Trance for analytic self-hypnosis?

Analytic self-hypnosis

What would you propose as a good way for an analytic to do self-hypnosis? I’ve tried lots of ways and hypnotists but have not had success.

I replied:

Keep in mind everyone can be hypnotized. Start from there. The trick is let your mind analyse the thing until it gets fed up with analysing the same thing and your mind switches off and you drift into trance without realizing you are doing it.

What I recommend is that people get a well made hypno recording and play it over and over until it becomes so familiar your mind gets bored. At some point in the umpteenth listening your mind will forget about analysing what is being said and while the mind is distracted the instructions in the recording will be heard by the unconscious mind without filtering and you will fall into trance. After that, once your mind accepts that you can let go of control and you don't die, then you will be able to go into trance easily anytime.

Or use Benson's Relaxation Response for analytic self-hypnosis

Alternatively, if you want to do self hypnosis, do Benson's Relaxation Response. Sit somewhere without distractions and repeat a word or phrase over and over, either aloud or in your mind. You might have to have several goes at it. But at some point you will lose contact with the meaning of the word and you will realize that you are actually in trance. This is the basis of all mantra based meditation routines - it will work, eventually.

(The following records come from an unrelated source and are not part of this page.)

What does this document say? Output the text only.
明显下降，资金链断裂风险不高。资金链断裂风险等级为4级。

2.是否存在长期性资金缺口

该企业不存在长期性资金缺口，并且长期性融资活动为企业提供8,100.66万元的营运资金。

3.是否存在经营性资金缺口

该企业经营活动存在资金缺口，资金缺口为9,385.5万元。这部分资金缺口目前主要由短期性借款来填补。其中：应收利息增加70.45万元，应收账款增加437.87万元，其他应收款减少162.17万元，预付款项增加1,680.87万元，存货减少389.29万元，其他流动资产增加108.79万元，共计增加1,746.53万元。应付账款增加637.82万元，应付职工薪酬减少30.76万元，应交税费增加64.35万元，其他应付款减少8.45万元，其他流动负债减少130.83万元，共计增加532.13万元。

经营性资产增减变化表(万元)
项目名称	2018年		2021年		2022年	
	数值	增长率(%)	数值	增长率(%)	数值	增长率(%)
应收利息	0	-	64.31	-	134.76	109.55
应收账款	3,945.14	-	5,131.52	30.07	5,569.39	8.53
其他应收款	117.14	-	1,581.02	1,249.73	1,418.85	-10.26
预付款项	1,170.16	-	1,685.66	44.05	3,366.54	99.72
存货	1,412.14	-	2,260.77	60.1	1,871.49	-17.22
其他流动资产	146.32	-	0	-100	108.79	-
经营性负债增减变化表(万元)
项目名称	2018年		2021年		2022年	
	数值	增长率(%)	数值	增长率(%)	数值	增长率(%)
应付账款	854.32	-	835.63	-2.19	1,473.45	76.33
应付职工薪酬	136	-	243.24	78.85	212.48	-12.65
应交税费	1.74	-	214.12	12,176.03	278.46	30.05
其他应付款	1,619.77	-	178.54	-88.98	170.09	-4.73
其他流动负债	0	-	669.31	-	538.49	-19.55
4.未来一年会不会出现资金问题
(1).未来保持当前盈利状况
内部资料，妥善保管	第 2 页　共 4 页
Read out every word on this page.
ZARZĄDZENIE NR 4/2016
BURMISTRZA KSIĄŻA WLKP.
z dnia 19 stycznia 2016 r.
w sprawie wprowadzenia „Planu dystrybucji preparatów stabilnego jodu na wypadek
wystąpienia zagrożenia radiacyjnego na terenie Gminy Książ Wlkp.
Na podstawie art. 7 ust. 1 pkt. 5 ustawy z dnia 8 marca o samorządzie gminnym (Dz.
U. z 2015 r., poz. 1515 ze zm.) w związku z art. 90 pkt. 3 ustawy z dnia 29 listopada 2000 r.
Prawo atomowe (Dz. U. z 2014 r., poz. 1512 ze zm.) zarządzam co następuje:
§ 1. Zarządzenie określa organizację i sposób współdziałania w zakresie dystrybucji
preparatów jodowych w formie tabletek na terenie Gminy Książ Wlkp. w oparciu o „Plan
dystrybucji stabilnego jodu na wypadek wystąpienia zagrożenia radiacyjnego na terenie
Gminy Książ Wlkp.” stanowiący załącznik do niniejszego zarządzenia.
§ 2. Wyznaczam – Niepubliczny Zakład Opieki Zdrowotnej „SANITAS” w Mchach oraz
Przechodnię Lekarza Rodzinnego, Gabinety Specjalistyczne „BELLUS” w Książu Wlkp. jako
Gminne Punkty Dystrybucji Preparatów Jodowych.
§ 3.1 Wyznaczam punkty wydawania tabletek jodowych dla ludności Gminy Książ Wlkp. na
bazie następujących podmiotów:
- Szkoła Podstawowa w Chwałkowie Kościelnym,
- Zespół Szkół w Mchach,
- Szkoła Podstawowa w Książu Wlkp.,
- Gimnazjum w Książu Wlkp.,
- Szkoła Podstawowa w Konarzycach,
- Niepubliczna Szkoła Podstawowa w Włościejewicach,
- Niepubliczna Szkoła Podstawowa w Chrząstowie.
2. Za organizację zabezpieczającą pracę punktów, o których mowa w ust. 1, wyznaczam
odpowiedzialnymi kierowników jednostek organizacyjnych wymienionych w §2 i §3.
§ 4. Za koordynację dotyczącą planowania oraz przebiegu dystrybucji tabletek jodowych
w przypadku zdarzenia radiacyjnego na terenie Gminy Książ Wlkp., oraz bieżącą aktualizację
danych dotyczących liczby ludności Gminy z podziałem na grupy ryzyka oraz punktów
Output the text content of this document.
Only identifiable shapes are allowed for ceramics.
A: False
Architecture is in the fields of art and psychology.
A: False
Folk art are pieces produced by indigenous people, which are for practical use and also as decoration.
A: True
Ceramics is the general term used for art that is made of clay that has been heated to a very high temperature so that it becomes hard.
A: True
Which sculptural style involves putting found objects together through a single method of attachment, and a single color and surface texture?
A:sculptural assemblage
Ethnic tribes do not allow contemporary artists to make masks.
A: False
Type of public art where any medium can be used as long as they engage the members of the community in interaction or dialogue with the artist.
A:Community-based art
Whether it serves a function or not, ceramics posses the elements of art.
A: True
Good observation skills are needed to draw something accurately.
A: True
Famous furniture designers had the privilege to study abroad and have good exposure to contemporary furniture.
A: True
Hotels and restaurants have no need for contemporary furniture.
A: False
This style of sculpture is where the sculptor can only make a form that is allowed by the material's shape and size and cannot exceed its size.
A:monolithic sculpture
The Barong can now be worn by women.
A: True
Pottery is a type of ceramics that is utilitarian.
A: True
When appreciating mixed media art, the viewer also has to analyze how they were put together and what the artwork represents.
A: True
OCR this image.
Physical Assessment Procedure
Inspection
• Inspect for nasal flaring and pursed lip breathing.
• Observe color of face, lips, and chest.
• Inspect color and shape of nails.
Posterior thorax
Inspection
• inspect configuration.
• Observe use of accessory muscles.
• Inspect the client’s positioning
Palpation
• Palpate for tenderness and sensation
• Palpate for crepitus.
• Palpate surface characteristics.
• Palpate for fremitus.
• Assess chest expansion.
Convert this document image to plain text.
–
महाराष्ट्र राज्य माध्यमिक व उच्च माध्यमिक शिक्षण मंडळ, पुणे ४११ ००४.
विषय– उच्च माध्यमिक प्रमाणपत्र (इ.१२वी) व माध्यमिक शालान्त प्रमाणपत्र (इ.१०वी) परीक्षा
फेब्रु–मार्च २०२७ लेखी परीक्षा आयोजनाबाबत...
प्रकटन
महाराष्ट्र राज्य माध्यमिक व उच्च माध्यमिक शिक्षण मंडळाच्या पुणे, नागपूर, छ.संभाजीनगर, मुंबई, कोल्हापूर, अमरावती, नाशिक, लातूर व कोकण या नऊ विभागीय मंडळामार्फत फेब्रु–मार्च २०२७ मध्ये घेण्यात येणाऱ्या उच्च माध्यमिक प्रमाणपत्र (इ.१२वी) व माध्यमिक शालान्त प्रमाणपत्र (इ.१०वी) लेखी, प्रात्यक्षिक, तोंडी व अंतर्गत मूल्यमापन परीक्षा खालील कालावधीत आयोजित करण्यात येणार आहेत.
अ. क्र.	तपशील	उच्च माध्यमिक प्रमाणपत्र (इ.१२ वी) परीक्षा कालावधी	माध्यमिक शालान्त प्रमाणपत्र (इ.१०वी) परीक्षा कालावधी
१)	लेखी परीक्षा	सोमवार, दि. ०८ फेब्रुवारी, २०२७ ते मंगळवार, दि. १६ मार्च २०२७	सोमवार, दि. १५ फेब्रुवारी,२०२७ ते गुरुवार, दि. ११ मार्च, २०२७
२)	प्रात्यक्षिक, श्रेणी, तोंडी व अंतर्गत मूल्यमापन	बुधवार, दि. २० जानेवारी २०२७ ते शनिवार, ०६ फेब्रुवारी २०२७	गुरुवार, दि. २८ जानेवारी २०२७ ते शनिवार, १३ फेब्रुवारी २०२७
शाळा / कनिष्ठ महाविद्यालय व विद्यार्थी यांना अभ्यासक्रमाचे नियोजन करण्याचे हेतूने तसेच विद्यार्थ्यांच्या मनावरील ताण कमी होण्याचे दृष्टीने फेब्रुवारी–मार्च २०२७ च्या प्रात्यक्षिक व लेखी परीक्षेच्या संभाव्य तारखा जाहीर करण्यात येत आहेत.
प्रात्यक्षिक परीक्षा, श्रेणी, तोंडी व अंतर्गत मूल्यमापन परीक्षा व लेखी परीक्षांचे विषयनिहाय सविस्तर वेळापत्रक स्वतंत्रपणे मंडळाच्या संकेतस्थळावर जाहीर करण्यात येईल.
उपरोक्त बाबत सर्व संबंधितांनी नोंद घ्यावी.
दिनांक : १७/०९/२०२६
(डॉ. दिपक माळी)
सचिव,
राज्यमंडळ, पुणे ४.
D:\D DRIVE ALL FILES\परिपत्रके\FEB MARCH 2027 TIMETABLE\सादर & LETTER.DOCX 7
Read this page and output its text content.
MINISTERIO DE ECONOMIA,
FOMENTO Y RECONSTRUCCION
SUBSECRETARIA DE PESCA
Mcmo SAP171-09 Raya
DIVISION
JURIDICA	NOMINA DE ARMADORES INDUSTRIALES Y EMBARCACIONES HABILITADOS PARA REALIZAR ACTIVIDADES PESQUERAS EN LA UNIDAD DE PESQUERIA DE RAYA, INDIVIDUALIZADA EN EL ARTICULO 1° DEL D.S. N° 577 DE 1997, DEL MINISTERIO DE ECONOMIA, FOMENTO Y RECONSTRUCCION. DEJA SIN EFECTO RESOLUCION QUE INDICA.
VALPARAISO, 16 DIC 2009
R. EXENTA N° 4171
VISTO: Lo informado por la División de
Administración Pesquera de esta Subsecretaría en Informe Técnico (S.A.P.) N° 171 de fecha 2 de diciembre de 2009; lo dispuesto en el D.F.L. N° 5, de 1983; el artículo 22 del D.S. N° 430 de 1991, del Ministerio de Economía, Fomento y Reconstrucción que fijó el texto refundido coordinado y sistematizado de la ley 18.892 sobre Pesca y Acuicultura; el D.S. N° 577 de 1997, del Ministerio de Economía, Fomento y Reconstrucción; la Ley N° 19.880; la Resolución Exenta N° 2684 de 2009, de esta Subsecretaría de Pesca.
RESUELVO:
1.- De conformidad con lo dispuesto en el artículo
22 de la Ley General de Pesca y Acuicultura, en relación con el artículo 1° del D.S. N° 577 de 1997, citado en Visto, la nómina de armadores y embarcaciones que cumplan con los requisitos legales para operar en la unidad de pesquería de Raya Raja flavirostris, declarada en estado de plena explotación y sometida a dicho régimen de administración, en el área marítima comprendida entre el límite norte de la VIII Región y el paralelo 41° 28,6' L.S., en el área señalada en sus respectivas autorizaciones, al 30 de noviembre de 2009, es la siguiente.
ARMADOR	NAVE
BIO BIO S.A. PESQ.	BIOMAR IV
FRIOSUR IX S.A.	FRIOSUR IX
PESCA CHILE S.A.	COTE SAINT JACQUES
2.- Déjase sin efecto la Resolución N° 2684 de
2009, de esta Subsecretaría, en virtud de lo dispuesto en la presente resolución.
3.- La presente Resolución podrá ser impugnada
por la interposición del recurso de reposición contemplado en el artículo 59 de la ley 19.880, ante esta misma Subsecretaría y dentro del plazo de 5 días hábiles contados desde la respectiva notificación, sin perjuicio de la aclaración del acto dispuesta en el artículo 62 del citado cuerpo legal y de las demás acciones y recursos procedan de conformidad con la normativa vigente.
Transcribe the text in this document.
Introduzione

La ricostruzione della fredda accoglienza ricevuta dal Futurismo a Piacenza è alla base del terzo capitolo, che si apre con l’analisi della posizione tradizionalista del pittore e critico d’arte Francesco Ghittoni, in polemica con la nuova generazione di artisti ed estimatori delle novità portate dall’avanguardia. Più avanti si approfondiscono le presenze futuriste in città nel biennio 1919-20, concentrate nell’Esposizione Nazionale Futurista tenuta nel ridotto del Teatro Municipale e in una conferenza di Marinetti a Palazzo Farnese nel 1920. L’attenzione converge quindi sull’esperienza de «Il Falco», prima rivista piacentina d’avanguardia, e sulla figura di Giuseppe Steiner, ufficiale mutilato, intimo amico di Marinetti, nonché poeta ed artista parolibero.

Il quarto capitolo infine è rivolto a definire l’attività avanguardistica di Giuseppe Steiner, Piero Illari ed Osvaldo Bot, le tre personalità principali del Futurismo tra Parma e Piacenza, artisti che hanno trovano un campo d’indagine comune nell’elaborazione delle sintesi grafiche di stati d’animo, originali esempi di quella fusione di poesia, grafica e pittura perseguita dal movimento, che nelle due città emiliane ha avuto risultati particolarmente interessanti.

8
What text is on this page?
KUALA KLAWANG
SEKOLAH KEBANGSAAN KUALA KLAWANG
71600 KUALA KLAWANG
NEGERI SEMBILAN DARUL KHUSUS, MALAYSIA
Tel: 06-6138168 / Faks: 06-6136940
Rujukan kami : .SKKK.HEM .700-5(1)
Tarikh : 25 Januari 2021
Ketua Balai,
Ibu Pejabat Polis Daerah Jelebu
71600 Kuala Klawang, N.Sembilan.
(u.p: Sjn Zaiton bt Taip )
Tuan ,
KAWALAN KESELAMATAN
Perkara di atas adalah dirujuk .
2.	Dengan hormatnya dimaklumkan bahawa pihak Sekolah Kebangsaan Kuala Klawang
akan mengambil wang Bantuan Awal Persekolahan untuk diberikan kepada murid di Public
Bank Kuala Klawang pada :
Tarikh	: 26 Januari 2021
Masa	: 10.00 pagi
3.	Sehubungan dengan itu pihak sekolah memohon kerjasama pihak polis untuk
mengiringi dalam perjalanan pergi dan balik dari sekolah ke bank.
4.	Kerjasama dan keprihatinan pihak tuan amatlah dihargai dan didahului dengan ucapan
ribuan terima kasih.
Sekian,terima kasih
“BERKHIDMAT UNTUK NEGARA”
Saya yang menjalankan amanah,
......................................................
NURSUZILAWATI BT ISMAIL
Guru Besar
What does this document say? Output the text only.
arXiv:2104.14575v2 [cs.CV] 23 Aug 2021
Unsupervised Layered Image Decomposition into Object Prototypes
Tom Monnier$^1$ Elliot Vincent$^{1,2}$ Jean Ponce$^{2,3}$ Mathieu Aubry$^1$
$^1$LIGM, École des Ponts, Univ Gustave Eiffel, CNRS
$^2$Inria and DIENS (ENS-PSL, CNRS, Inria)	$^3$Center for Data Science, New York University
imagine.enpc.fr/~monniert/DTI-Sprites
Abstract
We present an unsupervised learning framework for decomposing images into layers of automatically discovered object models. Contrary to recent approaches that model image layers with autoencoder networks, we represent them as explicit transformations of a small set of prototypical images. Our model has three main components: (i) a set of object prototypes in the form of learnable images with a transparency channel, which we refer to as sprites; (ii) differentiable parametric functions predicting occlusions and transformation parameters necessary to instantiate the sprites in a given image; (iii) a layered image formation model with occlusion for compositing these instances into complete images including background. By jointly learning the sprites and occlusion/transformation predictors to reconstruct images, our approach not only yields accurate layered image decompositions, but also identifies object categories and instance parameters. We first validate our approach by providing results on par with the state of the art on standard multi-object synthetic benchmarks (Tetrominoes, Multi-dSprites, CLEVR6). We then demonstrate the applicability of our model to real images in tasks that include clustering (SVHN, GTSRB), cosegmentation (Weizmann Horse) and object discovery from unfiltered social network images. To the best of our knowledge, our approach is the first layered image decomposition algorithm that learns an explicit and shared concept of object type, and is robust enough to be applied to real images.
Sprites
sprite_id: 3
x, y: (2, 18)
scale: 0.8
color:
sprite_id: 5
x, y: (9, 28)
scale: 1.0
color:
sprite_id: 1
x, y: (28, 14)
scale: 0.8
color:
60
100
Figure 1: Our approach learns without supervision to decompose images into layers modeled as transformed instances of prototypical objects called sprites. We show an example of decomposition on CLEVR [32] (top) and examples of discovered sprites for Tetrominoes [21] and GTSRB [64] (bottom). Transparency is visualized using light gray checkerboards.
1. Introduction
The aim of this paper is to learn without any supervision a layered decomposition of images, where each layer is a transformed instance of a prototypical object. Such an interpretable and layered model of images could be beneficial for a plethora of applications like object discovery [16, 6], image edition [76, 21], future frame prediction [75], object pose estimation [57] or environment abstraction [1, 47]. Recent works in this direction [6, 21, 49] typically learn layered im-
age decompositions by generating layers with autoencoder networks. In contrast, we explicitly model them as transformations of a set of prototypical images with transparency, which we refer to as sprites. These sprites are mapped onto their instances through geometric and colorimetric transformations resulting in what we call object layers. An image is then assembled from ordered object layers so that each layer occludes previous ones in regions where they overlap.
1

I have spent months on end listening to good hypnosis tapes and I am likely going into hypnosis but I am not getting any of the benefits. It could be that I am just falling asleep but I come back on que so I think not.

I will try repeating a phrase as you suggest. I have not heard of this before. Will see if I will do better with it.

My response was

I wonder if you are expecting too much from hypnosis? It is likely that you are actually going into trance. But because you are expecting something more, you are feeling disappointed. 

You might be better to read up on some metaphor therapy techniques, or visualization techniques and let them guide you. It is quite possible to direct your thoughts while in trance. It takes a bit of practice, but it can be done.

Alternately, get an experienced hypnotist to take you into trance. Then you will know that your entrance. You can arrange for the hypnotist to bring you in and out of trance so that you can feel the difference. A good hypnotist will also be able to teach you, or show you, various things that you can do while in trance. Once you're aware of the feeling you will be able to go into it anytime you want, and be free to explore your own unconscious. It is definitely worth continuing with this. Exploring in trance is almost magical.